Geneticists in England and the United States clearly reversed their published remarks on the effects of race crossing between 1930 and 1950. The reversal occurred in two steps. First came the change in the 1930's from a condemnation of wide race crosses to an agnostic view. The second change, from the agnostic view to the belief that wide race crosses were at worst biologically harmless, took place during and shortly after World War II.

The entire reversal occurred in the light of little new compelling data from studies of actual human race crosses. The lack of new data is unsurprising. Few geneticists wished to initiate experiments that took three human generations to complete. And controlled race crosses are hard to arrange, even with government grants. What might be more surprising was the willingness of geneticists to make such positive statements about race crossing when they had so little reliable genetic evidence.

I interviewed or wrote to ten prominent geneticists who worked on human genetics between 1930 and 1950. Not one believed that new evidence on race crossing was the primary reason why geneticists changed their minds about the effects of race crossing. One plausible explanation, that the rise of "population thinking" (44) caused geneticists to change their minds, does not fit the evidence. Castle was no more of a "population" thinker than East, yet they differed radically in their conclusions about race crossing. What, then, did cause geneticists to change their minds?

Most important was the revulsion of educated people in the United States and England to Nazi race doctrines and their use in justifying extermination of Jews. Few geneticists wanted to argue, as had the Nazis, that biology showed race crossing was harmful. Instead, having witnessed the horrible toll, geneticists naturally wanted to argue that biology showed race crossing was at worst harmless. No racist nation could misuse that conclusion. And geneticists did revise their biology to fit their feelings of revulsion.
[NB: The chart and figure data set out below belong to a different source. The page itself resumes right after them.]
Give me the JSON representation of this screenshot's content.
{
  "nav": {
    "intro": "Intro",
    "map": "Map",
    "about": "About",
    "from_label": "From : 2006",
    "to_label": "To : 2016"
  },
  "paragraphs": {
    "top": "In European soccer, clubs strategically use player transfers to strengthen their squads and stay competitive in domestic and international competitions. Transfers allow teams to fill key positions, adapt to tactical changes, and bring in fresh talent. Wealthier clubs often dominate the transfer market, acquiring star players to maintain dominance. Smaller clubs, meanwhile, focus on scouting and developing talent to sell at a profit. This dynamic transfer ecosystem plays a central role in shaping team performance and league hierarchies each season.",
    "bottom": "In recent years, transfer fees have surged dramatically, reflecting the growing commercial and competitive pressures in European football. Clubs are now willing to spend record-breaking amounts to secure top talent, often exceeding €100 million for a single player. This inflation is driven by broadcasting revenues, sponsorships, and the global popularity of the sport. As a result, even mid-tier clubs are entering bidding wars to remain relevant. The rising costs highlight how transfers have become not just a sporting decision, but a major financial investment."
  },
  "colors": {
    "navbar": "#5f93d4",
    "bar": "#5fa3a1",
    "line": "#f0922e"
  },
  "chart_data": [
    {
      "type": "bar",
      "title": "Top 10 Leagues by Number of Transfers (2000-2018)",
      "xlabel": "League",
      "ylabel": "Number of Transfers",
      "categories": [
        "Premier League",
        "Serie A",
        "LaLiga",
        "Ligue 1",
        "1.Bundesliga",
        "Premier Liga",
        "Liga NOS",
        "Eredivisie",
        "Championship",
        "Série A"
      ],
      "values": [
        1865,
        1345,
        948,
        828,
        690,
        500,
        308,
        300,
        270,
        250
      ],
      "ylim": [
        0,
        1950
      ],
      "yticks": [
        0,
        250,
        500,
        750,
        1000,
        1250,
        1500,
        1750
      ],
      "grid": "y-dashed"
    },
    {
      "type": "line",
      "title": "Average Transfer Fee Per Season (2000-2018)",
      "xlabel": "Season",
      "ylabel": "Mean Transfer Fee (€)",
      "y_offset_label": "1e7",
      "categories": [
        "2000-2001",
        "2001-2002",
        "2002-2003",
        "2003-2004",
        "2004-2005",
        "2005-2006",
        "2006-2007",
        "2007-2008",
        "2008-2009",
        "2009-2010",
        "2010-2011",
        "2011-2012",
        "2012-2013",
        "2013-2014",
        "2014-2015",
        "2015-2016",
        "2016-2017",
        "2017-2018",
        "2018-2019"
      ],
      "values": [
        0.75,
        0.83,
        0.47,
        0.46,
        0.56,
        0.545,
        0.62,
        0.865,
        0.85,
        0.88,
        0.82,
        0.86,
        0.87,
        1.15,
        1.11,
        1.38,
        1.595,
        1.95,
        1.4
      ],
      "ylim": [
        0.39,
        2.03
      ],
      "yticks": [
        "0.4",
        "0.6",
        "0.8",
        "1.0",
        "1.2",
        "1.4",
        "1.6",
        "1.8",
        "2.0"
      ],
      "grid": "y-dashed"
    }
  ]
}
Geneticists' ideas about the related question of hereditary mental differences between races is perhaps undergoing a similar development to that seen earlier in their ideas about race crossing. In 1951, judging from the response to the Unesco second statement on race and comments in genetics literature, most geneticists agreed with Muller that races probably differed in significant average mental traits. By 1969, when Arthur Jensen advocated this view in his controversial article (45), most geneticists who spoke publicly on the issue had adopted an agnostic position. Knowledge of hereditary racial differences in IQ had scarcely changed since 1951, but society had changed considerably in racial attitudes. It will be interesting to see if during the next several decades geneticists will argue, on the basis of little additional evidence, that hereditary mental differences between races do not exist.
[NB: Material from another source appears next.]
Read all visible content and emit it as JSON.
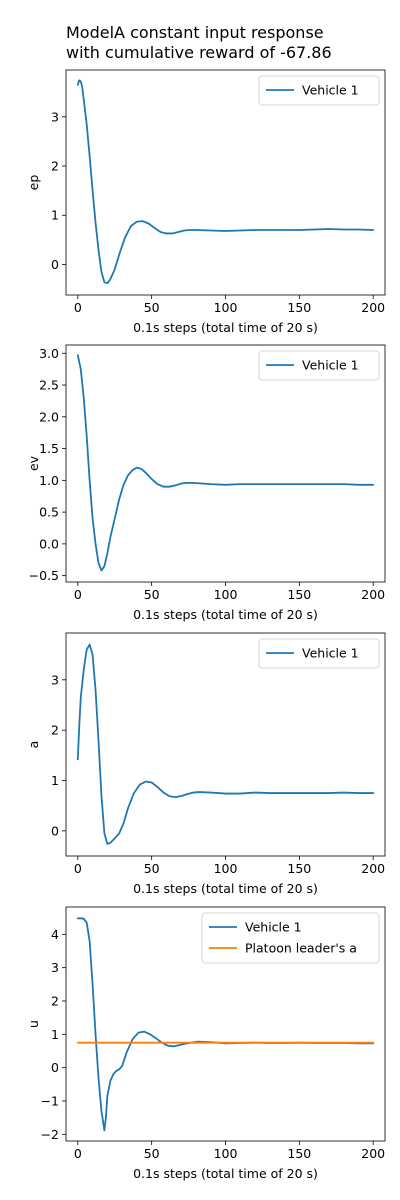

I am not condemning geneticists because social and political factors have influenced their scientific conclusions about race crossing and race differences. It is necessary and natural that changing social attitudes will influence areas of biology where little is known and the conclusions are possibly socially explosive. The real danger is not that biology changes with society, but that the public expects biology to provide the objective truth apart from social influences. Geneticists and the public should realize that the science of genetics is often closely intertwined with social attitudes and political considerations.